Vida com deficiência
Jackson completou o Ensino Médio - sem repetir de ano, ele sublinha - e até os 11 anos frequentou a Associação de Assistência à Criança Deficiente (AACD), em Porto Alegre, onde fazia atividades de desenvolvimento dos braços. Segundo ele, um diagnóstico apontou que uma malformação na gestação foi a responsável pelo desenvolvimento incompleto das duas mãos (leia mais sobre isso no fim da reportagem). Ele relata ter tentado formas de remediar a condição:
— Sempre consegui me adaptar melhor sem próteses. Hoje, as dificuldades são mínimas. Faço tudo sozinho: dirijo, me alimento, sem uso de adaptação.
Por Gabriel morar em Novo Hamburgo e Jackson seguir em Butiá, eles têm de combinar horários para ir aos shows. Já tocaram em diversos pontos do Estado nos primeiros quatro meses de parceria. O fato de o gaiteiro “não ter” mãos tampouco tem atrapalhado a logística e o deslocamento das viagens dos músicos. No palco, o jovem conta ter boa recepção de quem o assiste tocar:
— As pessoas tiram fotos, filmam, me tratam normalmente. Se algum dia falaram alguma coisa, nunca dei bola também, porque isso (a deficiência) nunca me afetou. Sempre tive amigos, e eles nunca foram preconceituosos comigo. Na escola sempre fui querido por todos, graças a Deus. Tenho uma vida normal.
Explicação médica
Lavínia Schuller Faccini, professora do Serviço de Genética Médica do Hospital de Clínicas de Porto Alegre (HCPA), diz que casos parecidos ao de Jackson são chamados de oligodactilia, ou seja, falta de um ou mais dedos. A condição não é de origem genética e ocorre um caso a cada 2 mil nascimentos em média, diz a especialista:
— É um problema que ocorre durante o desenvolvimento do feto, que é envolvido por membranas amnióticas, como um lençol, que protege o bebê. Algumas vezes, essas membranas “se enroscam” no membro e atrapalham o fluxo de sangue que está indo para o membro em desenvolvimento.

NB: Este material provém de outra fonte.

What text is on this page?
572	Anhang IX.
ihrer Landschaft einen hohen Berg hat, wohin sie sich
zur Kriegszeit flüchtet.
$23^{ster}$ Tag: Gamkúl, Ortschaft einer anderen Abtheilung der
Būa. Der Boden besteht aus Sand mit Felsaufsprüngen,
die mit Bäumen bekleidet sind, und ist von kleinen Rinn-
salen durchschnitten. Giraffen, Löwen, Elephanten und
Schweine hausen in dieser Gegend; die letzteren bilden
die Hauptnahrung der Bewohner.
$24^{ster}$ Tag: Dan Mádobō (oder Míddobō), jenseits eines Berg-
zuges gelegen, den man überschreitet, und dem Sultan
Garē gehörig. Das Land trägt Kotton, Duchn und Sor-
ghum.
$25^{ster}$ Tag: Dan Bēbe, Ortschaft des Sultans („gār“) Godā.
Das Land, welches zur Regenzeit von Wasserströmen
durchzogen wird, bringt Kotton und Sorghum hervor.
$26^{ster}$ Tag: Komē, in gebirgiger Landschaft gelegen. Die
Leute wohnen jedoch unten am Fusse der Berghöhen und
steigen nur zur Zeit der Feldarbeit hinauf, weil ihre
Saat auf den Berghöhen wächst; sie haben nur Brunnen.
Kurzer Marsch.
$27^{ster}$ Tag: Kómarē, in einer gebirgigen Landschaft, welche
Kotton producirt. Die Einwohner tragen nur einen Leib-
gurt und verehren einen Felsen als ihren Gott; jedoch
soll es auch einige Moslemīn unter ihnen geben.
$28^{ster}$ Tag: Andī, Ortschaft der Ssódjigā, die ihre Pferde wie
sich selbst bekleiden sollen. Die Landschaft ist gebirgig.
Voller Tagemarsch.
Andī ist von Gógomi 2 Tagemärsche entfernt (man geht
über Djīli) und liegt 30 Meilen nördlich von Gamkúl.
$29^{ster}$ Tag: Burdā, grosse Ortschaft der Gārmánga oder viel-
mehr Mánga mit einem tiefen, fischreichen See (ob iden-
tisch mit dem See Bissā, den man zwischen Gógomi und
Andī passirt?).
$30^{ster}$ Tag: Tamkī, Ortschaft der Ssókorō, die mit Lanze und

Em situações similares a do músico, não significa que a pessoa não tenha as mãos, esclarece Lavínia ao ver o vídeo da apresentação de Jackson.
— Não estou vendo o raio-X para observar todos os ossos, mas parte da mão está ali, sim. Até porque ele faz alguns movimentos. A gente vê o pulso, vê a mão, o que ele não tem basicamente são todos os dedos — acrescenta.